Он снова наполнил рюмки, выпил сам, немного помолчал и начал рассказ.

«Я уже сказал, что мы освобождали Белоруссию, шли через деревеньку Убибатьки. И там один из власовцев меня ранил. История моя не оригинальна. Выхаживала меня Катерина. Она постарше меня была. Красивая, гордая. Муж у нее в первые дни войны погиб. У нас такая любовь случилась! Потом я оклемался, догнал свою воинскую часть.

А в сорок пятом на Дальний Восток на войну отправился. Переписывались вначале, а потом потерялись. Я в сорок седьмом приехал в Убибатьки, но Катюша оттуда уехала. Куда, никто не знал. Так и потерялись. Я через пару лет женился, прожили с женой почти сорок лет. Детей у нас не было. Бог не дал. Наверное, за то, что жил без любви. Уважал жену, жалел ее, никогда не изменял, но сердце всегда принадлежало только Катюше».

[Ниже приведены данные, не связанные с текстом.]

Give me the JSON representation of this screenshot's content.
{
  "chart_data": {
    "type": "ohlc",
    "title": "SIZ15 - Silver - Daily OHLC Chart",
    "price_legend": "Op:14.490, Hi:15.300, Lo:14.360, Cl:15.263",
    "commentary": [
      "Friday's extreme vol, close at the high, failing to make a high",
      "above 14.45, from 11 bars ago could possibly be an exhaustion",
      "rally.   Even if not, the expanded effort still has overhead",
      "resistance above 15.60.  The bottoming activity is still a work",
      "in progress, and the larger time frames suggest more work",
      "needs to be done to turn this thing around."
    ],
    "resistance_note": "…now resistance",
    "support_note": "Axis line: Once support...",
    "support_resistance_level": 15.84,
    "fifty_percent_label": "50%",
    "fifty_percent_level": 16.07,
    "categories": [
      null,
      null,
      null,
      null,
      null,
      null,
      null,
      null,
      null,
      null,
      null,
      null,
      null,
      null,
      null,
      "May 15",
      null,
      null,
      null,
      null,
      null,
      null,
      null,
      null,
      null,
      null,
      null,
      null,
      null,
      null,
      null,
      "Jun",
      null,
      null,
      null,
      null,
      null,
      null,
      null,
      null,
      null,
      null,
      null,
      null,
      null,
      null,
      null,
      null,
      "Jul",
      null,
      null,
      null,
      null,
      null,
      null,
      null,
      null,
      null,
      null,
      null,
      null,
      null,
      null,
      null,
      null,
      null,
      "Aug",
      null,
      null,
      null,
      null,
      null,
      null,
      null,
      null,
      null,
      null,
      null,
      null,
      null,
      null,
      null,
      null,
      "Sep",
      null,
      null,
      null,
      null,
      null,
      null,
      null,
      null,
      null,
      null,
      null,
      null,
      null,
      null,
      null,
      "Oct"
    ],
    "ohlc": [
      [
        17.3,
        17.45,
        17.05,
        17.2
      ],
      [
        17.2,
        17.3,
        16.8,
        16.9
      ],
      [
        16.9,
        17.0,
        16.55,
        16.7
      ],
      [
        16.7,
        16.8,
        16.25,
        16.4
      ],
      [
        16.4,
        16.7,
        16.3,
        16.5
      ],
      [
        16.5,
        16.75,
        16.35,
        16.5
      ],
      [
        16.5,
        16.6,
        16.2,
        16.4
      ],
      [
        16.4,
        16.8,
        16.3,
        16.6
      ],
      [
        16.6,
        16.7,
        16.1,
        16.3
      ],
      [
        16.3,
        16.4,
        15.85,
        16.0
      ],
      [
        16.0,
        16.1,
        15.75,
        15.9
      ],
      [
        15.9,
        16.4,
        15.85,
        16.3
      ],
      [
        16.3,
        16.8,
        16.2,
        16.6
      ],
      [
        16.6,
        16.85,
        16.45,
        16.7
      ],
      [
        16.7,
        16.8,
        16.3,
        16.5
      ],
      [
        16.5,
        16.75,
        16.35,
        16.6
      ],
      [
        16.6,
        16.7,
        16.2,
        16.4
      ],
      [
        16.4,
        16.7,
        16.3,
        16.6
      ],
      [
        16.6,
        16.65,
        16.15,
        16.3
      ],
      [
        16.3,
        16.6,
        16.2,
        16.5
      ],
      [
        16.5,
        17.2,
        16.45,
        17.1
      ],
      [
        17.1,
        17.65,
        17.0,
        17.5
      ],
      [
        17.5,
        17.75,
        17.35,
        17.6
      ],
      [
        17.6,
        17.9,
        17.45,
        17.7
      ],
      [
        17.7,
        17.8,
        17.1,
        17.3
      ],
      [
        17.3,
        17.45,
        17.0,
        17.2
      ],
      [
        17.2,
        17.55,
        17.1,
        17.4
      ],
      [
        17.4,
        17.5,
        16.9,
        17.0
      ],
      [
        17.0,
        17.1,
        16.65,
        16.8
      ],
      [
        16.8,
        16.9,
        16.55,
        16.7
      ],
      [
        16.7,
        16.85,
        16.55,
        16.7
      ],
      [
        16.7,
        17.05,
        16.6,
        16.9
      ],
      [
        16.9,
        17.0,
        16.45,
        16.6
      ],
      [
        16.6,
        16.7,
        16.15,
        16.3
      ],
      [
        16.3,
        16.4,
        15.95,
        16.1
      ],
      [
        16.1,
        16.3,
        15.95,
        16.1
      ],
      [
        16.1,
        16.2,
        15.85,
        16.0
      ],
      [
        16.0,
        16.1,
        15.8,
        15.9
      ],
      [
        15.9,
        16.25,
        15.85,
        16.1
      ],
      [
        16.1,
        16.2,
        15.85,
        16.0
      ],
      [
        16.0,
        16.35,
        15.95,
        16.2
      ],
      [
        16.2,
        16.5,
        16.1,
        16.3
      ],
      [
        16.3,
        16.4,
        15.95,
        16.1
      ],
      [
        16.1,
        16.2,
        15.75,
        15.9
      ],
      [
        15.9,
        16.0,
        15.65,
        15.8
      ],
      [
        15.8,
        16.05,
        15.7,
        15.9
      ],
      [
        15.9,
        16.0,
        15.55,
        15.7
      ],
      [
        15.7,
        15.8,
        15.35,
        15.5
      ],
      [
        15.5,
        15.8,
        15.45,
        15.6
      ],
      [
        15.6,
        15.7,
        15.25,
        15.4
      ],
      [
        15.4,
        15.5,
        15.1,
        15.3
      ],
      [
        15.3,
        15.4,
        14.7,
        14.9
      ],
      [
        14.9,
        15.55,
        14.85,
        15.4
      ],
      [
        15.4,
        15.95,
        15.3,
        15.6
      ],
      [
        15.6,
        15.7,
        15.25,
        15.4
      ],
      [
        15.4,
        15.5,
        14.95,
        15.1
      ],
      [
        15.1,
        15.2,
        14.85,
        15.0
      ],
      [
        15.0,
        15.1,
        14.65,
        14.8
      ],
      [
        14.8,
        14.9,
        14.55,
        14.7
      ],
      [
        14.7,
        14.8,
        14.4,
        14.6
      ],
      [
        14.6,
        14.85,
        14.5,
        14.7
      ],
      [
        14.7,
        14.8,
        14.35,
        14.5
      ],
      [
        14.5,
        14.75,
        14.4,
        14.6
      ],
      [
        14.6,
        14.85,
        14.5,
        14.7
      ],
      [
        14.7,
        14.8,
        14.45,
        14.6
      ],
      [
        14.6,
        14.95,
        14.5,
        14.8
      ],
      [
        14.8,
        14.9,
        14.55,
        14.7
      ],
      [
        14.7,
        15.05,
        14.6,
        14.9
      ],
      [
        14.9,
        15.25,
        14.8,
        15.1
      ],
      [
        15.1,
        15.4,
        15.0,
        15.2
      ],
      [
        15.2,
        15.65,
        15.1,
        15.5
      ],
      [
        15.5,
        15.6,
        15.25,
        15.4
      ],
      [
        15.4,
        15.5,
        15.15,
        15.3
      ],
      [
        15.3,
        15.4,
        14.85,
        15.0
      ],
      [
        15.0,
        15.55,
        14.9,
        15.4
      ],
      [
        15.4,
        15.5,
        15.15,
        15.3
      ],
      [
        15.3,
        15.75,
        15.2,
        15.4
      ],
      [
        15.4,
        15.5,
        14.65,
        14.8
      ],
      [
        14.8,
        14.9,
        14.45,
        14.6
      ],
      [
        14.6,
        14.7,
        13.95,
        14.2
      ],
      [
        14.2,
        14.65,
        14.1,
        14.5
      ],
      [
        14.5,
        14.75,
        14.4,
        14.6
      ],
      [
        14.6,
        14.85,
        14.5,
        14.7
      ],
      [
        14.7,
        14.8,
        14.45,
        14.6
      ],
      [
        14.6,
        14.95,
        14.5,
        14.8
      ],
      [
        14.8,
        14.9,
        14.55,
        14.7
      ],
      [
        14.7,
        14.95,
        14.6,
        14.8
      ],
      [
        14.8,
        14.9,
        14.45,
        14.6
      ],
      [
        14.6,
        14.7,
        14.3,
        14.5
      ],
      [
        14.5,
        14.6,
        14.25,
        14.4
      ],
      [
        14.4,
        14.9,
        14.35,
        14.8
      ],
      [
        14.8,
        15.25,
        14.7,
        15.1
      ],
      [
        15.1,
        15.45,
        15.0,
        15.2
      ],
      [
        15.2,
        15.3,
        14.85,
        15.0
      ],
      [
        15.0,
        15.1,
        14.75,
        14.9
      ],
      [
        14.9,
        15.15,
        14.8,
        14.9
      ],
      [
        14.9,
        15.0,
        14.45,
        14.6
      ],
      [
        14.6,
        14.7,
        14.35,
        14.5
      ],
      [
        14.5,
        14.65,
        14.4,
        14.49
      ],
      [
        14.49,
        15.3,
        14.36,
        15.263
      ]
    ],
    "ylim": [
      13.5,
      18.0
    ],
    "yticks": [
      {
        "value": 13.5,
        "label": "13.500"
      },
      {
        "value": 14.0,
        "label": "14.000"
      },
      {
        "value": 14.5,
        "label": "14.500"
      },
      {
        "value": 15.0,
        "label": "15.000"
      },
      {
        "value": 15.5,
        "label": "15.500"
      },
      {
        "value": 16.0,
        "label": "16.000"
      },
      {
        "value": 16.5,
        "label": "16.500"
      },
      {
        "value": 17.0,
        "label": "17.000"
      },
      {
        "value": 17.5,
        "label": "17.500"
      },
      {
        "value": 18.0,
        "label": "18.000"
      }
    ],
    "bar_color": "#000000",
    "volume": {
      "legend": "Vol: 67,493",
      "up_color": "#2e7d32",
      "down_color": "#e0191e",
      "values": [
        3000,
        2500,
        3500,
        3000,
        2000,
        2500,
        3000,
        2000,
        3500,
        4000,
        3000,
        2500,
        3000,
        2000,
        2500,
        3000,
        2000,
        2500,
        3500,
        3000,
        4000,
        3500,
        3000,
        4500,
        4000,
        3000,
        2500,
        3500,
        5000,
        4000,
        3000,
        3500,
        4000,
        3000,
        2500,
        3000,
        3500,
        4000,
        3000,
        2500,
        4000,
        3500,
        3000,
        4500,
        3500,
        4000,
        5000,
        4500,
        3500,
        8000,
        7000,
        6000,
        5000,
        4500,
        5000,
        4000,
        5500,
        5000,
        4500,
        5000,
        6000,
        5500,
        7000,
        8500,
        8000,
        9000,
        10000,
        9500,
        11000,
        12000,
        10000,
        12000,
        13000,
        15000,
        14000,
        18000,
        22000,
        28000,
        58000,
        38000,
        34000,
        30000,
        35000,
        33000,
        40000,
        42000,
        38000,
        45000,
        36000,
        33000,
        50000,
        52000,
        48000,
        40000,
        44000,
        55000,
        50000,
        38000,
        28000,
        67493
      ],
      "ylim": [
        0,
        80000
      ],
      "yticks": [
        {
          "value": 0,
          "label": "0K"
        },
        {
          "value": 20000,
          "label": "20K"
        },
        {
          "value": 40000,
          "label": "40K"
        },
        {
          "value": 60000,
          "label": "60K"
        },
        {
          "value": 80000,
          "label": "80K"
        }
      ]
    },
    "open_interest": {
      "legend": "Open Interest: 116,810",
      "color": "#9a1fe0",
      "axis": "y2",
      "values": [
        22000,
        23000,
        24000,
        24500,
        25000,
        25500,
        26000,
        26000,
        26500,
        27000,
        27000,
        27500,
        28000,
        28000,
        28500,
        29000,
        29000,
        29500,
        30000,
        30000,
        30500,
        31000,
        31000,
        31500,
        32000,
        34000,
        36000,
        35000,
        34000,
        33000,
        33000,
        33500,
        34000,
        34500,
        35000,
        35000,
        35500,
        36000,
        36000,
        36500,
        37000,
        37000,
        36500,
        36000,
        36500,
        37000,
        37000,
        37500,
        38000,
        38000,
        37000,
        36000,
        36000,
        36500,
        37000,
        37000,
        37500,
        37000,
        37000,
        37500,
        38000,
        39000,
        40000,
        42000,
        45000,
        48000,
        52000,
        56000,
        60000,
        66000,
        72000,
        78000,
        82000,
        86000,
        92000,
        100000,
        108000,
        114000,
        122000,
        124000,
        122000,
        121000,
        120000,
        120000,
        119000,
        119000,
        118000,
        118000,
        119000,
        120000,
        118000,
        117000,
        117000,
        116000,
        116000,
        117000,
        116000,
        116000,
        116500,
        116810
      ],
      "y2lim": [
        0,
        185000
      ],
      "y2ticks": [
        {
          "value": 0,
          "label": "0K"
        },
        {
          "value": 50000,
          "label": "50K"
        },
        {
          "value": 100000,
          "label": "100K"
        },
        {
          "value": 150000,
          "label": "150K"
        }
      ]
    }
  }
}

– А я узнала, Макар Евграфович, что Катерина родила от вас дочку, – медленно проговорила Кира, внимательно наблюдая за стариком. Как бы ему плохо не стало!

Самохин схватился за край стола. Кира моментально взяла с полки пузырек, вытрясла из него таблетку, разжала старику губы и засунула лекарство в рот.

Через некоторое время по морщинистому лицу потекли слезы. Они текли и текли, зависали на подбородке, скапливались там и, когда достигали критической массы, срывались и капали на колени.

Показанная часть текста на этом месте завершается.